Jesús “será grande, y será llamado Hijo del Altísimo; y el Señor Dios le dará el trono de David su padre; y reinará sobre la casa de Jacob para siempre, y su reino no tendrá fin"


El tercer Evangelio pinta un paralelo y un contraste entre el nacimiento del Bautista y el de Cristo. Ambos se anuncian, en cada uno está Gabriel y el lenguaje se parece mucho. Pero, aunque se anuncia la grandeza de ambos, de inmediato aparece una diferencia amplia. Juan será un nazareo, un gran profeta y predicador del arrepentimiento; Jesús “será grande, y será llamado Hijo del Altísimo; y el Señor Dios le dará el trono de David su padre; y reinará sobre la casa de Jacob para siempre, y su reino no tendrá fin” (Lucas 1:32-33). Y la respuesta dada a María: “El Espíritu Santo vendrá sobre ti, y el poder del Altísimo te cubrirá con su sombra; por lo cual también el Santo Ser que nacerá, será llamado Hijo de Dios” (1:35). Juan está lleno del Espíritu; Jesús es concebido por el Espíritu.

El milagro de la concepción incluye la expresión “vendrá sobre ti”, que en el Antiguo Testamento se habla del descenso del torbellino, para una brisa que refresca después de una largo tiempo de calor. Las palabras de Gabriel son perfectas: “porque nada hay imposible para Dios” (1:37). Nótese que de Isaac dice Pablo “al que había nacido según el Espíritu” (Gálatas 4:29). Noten Hebreos 11:11: “Por la fe también la misma Sara, siendo estéril, recibió fuerza para concebir; y dio a luz aun fuera del tiempo de la edad, porque creyó que era fiel quien lo había prometido” (11:11). Tanto en María como en Sara, la fortaleza moral fue impartida primero, como la condición sobre la cual el poder físico siguió; por fe María, no menos que Sara, recibió poder.

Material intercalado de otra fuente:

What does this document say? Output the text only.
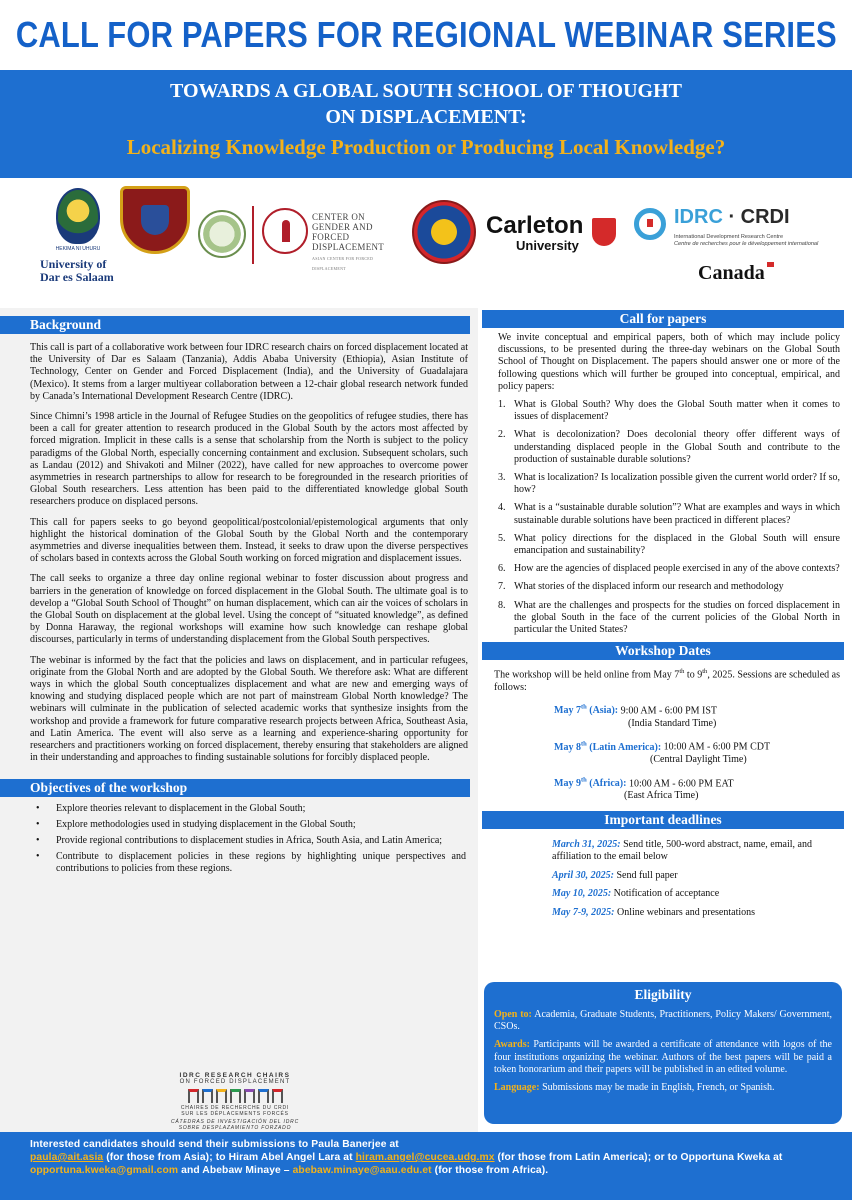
CALL FOR PAPERS FOR REGIONAL WEBINAR SERIES
TOWARDS A GLOBAL SOUTH SCHOOL OF THOUGHT
ON DISPLACEMENT:
Localizing Knowledge Production or Producing Local Knowledge?
HEKIMA NI UHURU
University of
Dar es Salaam
CENTER ON
GENDER AND
FORCED
DISPLACEMENT
ASIAN CENTER FOR FORCED DISPLACEMENT
Carleton
University
IDRC · CRDI
International Development Research Centre
Centre de recherches pour le développement international
Canada
Background

This call is part of a collaborative work between four IDRC research chairs on forced displacement located at the University of Dar es Salaam (Tanzania), Addis Ababa University (Ethiopia), Asian Institute of Technology, Center on Gender and Forced Displacement (India), and the University of Guadalajara (Mexico). It stems from a larger multiyear collaboration between a 12-chair global research network funded by Canada’s International Development Research Centre (IDRC).

Since Chimni’s 1998 article in the Journal of Refugee Studies on the geopolitics of refugee studies, there has been a call for greater attention to research produced in the Global South by the actors most affected by forced migration. Implicit in these calls is a sense that scholarship from the North is subject to the policy paradigms of the Global North, especially concerning containment and exclusion. Subsequent scholars, such as Landau (2012) and Shivakoti and Milner (2022), have called for new approaches to overcome power asymmetries in research partnerships to allow for research to be foregrounded in the research priorities of Global South researchers. Less attention has been paid to the differentiated knowledge global South researchers produce on displaced persons.

This call for papers seeks to go beyond geopolitical/postcolonial/epistemological arguments that only highlight the historical domination of the Global South by the Global North and the contemporary asymmetries and diverse inequalities between them. Instead, it seeks to draw upon the diverse perspectives of scholars based in contexts across the Global South working on forced migration and displacement issues.

The call seeks to organize a three day online regional webinar to foster discussion about progress and barriers in the generation of knowledge on forced displacement in the Global South. The ultimate goal is to develop a “Global South School of Thought” on human displacement, which can air the voices of scholars in the Global South on displacement at the global level. Using the concept of “situated knowledge”, as defined by Donna Haraway, the regional workshops will examine how such knowledge can reshape global discourses, particularly in terms of understanding displacement from the Global South perspectives.

The webinar is informed by the fact that the policies and laws on displacement, and in particular refugees, originate from the Global North and are adopted by the Global South. We therefore ask: What are different ways in which the global South conceptualizes displacement and what are new and emerging ways of knowing and studying displaced people which are not part of mainstream Global North knowledge? The webinars will culminate in the publication of selected academic works that synthesize insights from the workshop and provide a framework for future comparative research projects between Africa, Southeast Asia, and Latin America. The event will also serve as a learning and experience-sharing opportunity for researchers and practitioners working on forced displacement, thereby ensuring that stakeholders are aligned in their understanding and approaches to finding sustainable solutions for forcibly displaced people.

Objectives of the workshop
• Explore theories relevant to displacement in the Global South;
• Explore methodologies used in studying displacement in the Global South;
• Provide regional contributions to displacement studies in Africa, South Asia, and Latin America;
• Contribute to displacement policies in these regions by highlighting unique perspectives and contributions to policies from these regions.
IDRC RESEARCH CHAIRS
ON FORCED DISPLACEMENT
CHAIRES DE RECHERCHE DU CRDI
SUR LES DÉPLACEMENTS FORCÉS
CÁTEDRAS DE INVESTIGACIÓN DEL IDRC
SOBRE DESPLAZAMIENTO FORZADO
Call for papers

We invite conceptual and empirical papers, both of which may include policy discussions, to be presented during the three-day webinars on the Global South School of Thought on Displacement. The papers should answer one or more of the following questions which will further be grouped into conceptual, empirical, and policy papers:

1. What is Global South? Why does the Global South matter when it comes to issues of displacement?
2. What is decolonization? Does decolonial theory offer different ways of understanding displaced people in the Global South and contribute to the production of sustainable durable solutions?
3. What is localization? Is localization possible given the current world order? If so, how?
4. What is a “sustainable durable solution”? What are examples and ways in which sustainable durable solutions have been practiced in different places?
5. What policy directions for the displaced in the Global South will ensure emancipation and sustainability?
6. How are the agencies of displaced people exercised in any of the above contexts?
7. What stories of the displaced inform our research and methodology
8. What are the challenges and prospects for the studies on forced displacement in the global South in the face of the current policies of the Global North in particular the United States?
Workshop Dates

The workshop will be held online from May 7th to 9th, 2025. Sessions are scheduled as follows:

May 7th (Asia): 9:00 AM - 6:00 PM IST
(India Standard Time)
May 8th (Latin America): 10:00 AM - 6:00 PM CDT
(Central Daylight Time)
May 9th (Africa): 10:00 AM - 6:00 PM EAT
(East Africa Time)
Important deadlines
March 31, 2025: Send title, 500-word abstract, name, email, and affiliation to the email below
April 30, 2025: Send full paper
May 10, 2025: Notification of acceptance
May 7-9, 2025: Online webinars and presentations
Eligibility

Open to: Academia, Graduate Students, Practitioners, Policy Makers/ Government, CSOs.

Awards: Participants will be awarded a certificate of attendance with logos of the four institutions organizing the webinar. Authors of the best papers will be paid a token honorarium and their papers will be published in an edited volume.

Language: Submissions may be made in English, French, or Spanish.

Interested candidates should send their submissions to Paula Banerjee at
paula@ait.asia (for those from Asia); to Hiram Abel Angel Lara at hiram.angel@cucea.udg.mx (for those from Latin America); or to Opportuna Kweka at opportuna.kweka@gmail.com and Abebaw Minaye – abebaw.minaye@aau.edu.et (for those from Africa).
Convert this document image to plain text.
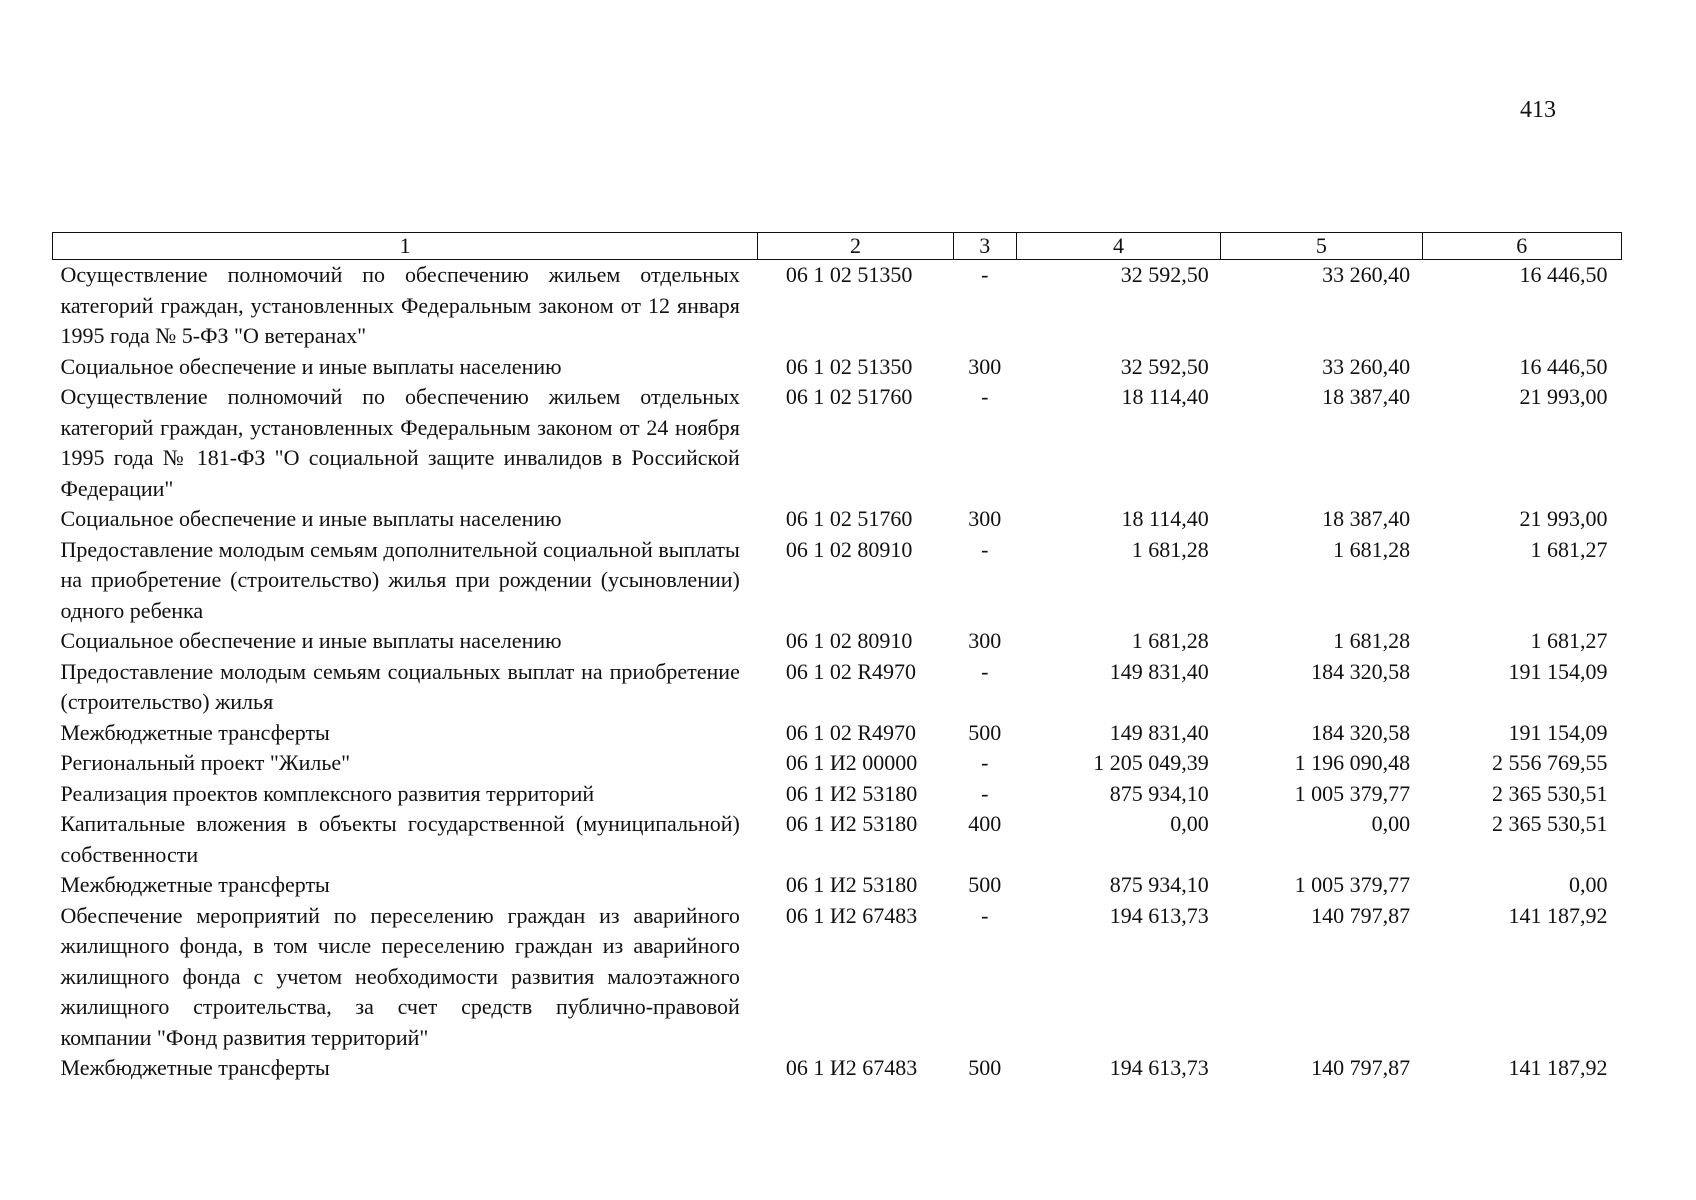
413
1	2	3	4	5	6
Осуществление полномочий по обеспечению жильем отдельных категорий граждан, установленных Федеральным законом от 12 января 1995 года № 5-ФЗ "О ветеранах"	06 1 02 51350	-	32 592,50	33 260,40	16 446,50
Социальное обеспечение и иные выплаты населению	06 1 02 51350	300	32 592,50	33 260,40	16 446,50
Осуществление полномочий по обеспечению жильем отдельных категорий граждан, установленных Федеральным законом от 24 ноября 1995 года № 181-ФЗ "О социальной защите инвалидов в Российской Федерации"	06 1 02 51760	-	18 114,40	18 387,40	21 993,00
Социальное обеспечение и иные выплаты населению	06 1 02 51760	300	18 114,40	18 387,40	21 993,00
Предоставление молодым семьям дополнительной социальной выплаты на приобретение (строительство) жилья при рождении (усыновлении) одного ребенка	06 1 02 80910	-	1 681,28	1 681,28	1 681,27
Социальное обеспечение и иные выплаты населению	06 1 02 80910	300	1 681,28	1 681,28	1 681,27
Предоставление молодым семьям социальных выплат на приобретение (строительство) жилья	06 1 02 R4970	-	149 831,40	184 320,58	191 154,09
Межбюджетные трансферты	06 1 02 R4970	500	149 831,40	184 320,58	191 154,09
Региональный проект "Жилье"	06 1 И2 00000	-	1 205 049,39	1 196 090,48	2 556 769,55
Реализация проектов комплексного развития территорий	06 1 И2 53180	-	875 934,10	1 005 379,77	2 365 530,51
Капитальные вложения в объекты государственной (муниципальной) собственности	06 1 И2 53180	400	0,00	0,00	2 365 530,51
Межбюджетные трансферты	06 1 И2 53180	500	875 934,10	1 005 379,77	0,00
Обеспечение мероприятий по переселению граждан из аварийного жилищного фонда, в том числе переселению граждан из аварийного жилищного фонда с учетом необходимости развития малоэтажного жилищного строительства, за счет средств публично-правовой компании "Фонд развития территорий"	06 1 И2 67483	-	194 613,73	140 797,87	141 187,92
Межбюджетные трансферты	06 1 И2 67483	500	194 613,73	140 797,87	141 187,92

Una vasta diferencia distingue la Concepción de nuestro Señor de todas las otras concepciones. No sólo implica un poder moral y espiritual en la madre, pero le dio un carácter sin paralelos al niño. El Espíritu Santo santificó la carne por la que vino. Se dice que sería conocido como Santo, incluso como el Hijo de Dios. Nuestro Señor es único en la historia humana. Las palabras del ángel basan la santidad y filiación divina del hijo de María no en su preexistencia sino en su concepción por el Espíritu Divino. El resultado de esta divina intervención se verá en la vida humana de nuestro Señor, en el hecho de no pecar, de su entera consagración, su sentido de la paternidad de Dios, desde que se da cuenta de quién es, hasta su último aliento.


Cuando leemos los otros textos del Nuevo Testamento, Mateo, aunque diferente a Lucas, nos confirma y nos lleva más allá todavía: “porque lo que en ella es engendrado, del Espíritu Santo es. Y dará a luz un hijo, y llamarás su nombre JESÚS, porque él salvará a su pueblo de sus pecados” (1:20-21). Aunque con enfoque diferente, ambos afirman la concepción del Espíritu Santo. Con ello se confirma que el Espíritu se presenta como el que preside el inicio de la nueva creación. Como en el Génesis, de igual manera aquí. En el nuevo mundo, en el Hombre Nuevo, como de antiguo, la vida inicia con el Aliento de Dios. Oremos que continúe ese Aliento entre nosotros.